Standards of the Xyzzymposium

  1. The primary purpose of the Xyzzymposium is to provide detailed, in-depth analysis of the XYZZY Award finalist games in terms of the specific category.
  2. A secondary purpose is as a reward for finalist authors. This, however, is not praise per se; it’s detailed attention.
  3. Contributors are expected to treat the games with more thorough attention than they would employ as casual players. In a normal review, it is appropriate to say that you didn’t understand the point of something, or that you got sick of a game and never completed it. Here, the job of the critic is to understand the game on behalf of others.
  4. Contributors are not expected to exclude their personal responses to games from consideration. They do not have to like all the games they cover. They are expected to thoroughly explore and support their reactions with care and diligence, and to treat sensitive topics with sensitivity.
  5. The goal of an article is not to say which piece should have won the award, or whether a nominee was a deserving finalist. That said, these are permissible conclusions to reach. (Indeed, the contributors are well-positioned to be critics of the Awards themselves.)
  6. The opinions of contributors are their own, not the official views of the XYZZY Awards. This holds true even if people who are XYZZY organisers contribute pieces.
  7. Contributors are encouraged to take advantage of resources outside their own direct experience of the nominated works. Things that might be considered include reviews, author statements, play transcripts, other works which form a comparison or context, and discussion with other players or the author. (An Innovation or Tech Dev award, for instance, makes little sense when divorced from the state of the field in general.)
  8. Articles will be supported by a peer editing process before publication; the goal will be improving overall content, rather than a simple copy-edit. Final authority over the content of the piece, aside from minor issues of formatting, will always rest with the article’s author.
  9. Contributing writers are not expected to have played most of the finalists before committing to a category.

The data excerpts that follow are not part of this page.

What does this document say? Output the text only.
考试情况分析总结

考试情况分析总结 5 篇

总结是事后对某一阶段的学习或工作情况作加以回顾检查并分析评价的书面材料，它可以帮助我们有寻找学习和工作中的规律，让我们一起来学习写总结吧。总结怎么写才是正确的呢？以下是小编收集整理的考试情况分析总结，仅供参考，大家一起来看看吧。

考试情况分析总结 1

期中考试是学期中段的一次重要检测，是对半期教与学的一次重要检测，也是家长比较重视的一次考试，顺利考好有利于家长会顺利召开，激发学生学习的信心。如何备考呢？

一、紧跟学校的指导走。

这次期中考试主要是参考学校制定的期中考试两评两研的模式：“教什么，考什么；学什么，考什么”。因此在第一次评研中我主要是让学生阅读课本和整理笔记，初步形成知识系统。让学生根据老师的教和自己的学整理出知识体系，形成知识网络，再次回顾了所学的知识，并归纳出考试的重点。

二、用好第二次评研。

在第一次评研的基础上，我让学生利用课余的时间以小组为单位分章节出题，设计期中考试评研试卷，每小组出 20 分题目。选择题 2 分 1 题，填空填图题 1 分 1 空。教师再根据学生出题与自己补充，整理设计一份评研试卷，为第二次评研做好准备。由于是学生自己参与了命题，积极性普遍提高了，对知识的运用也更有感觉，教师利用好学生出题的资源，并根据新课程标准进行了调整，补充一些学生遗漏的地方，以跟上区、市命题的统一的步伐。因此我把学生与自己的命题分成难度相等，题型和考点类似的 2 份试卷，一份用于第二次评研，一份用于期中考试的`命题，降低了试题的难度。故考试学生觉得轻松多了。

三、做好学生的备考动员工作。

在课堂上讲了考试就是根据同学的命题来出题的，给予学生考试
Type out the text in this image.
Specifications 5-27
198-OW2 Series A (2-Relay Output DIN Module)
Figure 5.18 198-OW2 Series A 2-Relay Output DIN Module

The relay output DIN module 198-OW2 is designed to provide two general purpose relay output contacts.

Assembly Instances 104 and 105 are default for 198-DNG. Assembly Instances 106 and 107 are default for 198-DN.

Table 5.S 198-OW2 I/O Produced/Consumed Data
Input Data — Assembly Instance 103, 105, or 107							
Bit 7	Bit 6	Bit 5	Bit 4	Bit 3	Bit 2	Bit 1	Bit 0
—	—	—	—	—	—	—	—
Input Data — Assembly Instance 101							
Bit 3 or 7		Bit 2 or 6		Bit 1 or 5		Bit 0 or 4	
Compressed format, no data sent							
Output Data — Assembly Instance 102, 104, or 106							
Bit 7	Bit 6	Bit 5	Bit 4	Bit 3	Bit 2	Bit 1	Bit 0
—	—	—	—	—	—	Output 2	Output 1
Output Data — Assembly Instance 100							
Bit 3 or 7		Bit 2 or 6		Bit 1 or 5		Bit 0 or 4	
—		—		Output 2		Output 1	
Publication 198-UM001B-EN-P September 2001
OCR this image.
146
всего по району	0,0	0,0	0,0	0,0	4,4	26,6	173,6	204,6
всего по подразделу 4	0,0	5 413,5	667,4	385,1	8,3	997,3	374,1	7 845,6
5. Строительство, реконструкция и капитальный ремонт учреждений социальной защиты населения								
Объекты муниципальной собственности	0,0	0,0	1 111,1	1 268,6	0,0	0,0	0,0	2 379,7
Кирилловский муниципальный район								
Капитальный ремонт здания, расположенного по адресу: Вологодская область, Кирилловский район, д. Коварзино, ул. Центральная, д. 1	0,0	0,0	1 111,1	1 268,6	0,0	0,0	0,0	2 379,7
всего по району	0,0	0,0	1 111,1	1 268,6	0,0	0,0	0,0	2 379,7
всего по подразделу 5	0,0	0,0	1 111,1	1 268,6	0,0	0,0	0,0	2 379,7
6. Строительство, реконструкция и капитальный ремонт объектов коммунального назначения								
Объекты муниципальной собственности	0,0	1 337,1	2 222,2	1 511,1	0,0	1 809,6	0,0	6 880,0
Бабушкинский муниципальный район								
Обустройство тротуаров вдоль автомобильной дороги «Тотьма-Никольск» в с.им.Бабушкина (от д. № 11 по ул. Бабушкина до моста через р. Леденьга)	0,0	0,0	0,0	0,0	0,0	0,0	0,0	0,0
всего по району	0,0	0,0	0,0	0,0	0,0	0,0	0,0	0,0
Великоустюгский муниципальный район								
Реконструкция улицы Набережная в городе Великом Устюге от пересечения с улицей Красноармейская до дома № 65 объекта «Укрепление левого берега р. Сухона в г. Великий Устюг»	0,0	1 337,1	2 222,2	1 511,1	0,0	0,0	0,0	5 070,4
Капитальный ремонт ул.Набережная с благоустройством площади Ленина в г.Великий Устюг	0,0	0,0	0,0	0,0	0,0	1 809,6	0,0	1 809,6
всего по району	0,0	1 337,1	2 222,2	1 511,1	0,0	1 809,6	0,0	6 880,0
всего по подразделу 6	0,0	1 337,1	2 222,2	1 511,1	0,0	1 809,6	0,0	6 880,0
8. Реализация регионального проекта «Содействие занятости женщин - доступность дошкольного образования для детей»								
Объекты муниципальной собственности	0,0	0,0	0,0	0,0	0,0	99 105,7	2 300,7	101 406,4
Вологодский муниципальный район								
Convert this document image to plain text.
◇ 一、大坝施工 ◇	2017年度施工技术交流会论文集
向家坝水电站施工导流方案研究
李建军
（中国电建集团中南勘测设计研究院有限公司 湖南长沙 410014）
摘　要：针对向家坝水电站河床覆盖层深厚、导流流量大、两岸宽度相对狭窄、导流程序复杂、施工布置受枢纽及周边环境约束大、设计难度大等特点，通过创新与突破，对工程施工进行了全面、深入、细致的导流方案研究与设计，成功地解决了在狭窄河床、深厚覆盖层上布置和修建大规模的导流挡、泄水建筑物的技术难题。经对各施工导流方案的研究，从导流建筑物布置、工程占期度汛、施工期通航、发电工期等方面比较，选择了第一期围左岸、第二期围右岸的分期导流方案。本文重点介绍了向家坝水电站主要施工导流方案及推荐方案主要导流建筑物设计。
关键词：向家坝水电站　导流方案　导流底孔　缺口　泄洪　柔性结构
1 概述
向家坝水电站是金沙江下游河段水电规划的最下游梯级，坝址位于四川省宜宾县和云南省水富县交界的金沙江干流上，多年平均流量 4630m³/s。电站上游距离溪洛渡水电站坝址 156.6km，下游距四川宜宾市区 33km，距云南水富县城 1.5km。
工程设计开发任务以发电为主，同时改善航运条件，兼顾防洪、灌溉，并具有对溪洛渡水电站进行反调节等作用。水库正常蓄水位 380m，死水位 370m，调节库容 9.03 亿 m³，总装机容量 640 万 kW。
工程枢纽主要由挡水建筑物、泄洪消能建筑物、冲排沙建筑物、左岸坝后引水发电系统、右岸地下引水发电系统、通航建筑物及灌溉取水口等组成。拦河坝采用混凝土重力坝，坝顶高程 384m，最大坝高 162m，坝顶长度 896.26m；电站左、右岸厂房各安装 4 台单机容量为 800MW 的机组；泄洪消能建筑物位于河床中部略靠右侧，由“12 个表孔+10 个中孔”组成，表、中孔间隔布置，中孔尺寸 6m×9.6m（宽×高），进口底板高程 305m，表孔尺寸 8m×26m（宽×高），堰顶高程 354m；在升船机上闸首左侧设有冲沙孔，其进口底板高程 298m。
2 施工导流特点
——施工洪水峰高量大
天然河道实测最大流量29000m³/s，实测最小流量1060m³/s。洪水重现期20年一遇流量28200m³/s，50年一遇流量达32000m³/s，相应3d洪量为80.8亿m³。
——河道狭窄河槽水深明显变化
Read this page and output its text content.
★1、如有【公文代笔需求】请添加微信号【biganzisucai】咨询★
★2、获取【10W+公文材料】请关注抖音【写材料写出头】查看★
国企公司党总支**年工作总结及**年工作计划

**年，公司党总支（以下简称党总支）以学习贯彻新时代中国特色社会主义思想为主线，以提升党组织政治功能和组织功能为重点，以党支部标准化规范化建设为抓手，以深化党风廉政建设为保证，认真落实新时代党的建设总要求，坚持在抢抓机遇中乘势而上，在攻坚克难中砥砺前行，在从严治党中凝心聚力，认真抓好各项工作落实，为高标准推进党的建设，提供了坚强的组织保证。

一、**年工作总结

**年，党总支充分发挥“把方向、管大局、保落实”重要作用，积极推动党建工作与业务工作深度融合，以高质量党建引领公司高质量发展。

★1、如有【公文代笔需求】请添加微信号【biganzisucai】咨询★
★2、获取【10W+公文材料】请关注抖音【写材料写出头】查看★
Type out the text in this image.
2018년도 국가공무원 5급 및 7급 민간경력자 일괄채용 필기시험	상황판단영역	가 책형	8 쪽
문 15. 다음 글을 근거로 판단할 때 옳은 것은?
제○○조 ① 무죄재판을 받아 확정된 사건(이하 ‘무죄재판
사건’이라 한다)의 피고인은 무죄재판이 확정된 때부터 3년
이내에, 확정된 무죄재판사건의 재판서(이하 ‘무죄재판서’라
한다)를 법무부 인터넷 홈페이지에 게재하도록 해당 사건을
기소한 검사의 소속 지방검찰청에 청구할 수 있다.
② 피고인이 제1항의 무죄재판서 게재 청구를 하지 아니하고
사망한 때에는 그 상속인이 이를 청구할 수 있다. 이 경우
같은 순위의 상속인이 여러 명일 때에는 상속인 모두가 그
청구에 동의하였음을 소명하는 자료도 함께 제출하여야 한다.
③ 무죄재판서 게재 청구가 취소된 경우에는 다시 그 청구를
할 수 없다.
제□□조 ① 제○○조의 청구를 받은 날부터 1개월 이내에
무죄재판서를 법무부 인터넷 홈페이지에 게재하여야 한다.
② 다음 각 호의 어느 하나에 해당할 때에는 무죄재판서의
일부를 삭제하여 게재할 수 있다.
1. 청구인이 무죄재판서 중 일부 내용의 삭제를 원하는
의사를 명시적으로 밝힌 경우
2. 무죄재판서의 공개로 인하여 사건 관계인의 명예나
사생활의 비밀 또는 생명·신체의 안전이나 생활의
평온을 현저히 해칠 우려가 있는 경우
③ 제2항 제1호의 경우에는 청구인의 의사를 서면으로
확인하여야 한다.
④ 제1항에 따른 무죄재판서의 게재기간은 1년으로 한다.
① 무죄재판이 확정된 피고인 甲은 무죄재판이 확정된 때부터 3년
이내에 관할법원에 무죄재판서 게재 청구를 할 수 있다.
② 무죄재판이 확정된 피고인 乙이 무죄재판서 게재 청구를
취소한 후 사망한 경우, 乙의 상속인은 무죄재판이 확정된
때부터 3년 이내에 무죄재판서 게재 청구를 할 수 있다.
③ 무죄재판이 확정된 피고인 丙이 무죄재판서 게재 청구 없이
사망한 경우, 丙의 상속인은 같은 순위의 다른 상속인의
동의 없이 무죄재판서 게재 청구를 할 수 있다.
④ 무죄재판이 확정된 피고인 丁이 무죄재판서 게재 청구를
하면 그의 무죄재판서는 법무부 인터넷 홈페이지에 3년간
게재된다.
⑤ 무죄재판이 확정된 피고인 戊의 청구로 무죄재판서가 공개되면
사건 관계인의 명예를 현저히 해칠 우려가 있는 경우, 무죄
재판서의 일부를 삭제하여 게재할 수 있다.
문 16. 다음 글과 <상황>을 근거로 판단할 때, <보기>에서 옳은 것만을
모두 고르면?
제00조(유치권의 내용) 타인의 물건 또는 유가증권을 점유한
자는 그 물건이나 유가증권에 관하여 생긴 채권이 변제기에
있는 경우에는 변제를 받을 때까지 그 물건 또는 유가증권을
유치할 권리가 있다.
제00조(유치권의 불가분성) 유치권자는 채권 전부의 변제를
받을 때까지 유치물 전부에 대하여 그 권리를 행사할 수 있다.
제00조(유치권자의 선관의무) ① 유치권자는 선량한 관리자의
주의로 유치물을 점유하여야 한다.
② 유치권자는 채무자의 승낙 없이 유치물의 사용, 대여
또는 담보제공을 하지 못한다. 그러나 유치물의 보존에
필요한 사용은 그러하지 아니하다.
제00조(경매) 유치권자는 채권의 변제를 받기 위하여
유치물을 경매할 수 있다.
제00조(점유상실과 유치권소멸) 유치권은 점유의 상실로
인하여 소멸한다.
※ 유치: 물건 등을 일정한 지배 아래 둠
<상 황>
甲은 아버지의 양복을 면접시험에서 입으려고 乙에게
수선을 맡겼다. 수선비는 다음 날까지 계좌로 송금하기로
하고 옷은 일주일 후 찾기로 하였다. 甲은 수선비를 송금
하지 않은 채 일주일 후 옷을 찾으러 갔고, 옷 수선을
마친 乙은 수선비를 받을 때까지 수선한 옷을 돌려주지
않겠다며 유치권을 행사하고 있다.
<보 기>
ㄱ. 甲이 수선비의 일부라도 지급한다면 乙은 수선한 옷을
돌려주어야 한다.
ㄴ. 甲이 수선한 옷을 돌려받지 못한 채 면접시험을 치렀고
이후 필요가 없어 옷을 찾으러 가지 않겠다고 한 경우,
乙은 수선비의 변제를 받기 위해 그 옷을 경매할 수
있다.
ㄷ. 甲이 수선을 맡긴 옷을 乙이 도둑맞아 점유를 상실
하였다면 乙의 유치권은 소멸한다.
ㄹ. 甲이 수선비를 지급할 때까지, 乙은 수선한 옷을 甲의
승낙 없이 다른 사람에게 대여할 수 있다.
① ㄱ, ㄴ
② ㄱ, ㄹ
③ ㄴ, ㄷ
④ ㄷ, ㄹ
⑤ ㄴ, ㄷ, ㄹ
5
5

The organiser should give appropriate warning about the size, nature and difficulty of games before assigning a category to a writer; writers should ensure that they have time to get to grips with games.
  10. The reader is assumed to already be familiar with the works discussed: the author doesn’t need to include a synopsis or general review, and spoilers need no apology.
  11. There is no upper or lower word limit on articles. Contributing writers may use as much space as they feel is necessary to address the subject.
  12. Contributors are expected to provide disclosure if they were directly involved in the production of the work (e.g. as testers) or if they received anything in conjunction with their contribution. There is no requirement to disclose personal relationships or indirect contributions (such as authorship of publicly-available tools used by a game). If in doubt about this, they should consult the organiser.
  13. Contributors may not cover a category in which their own works were nominated in the relevant year.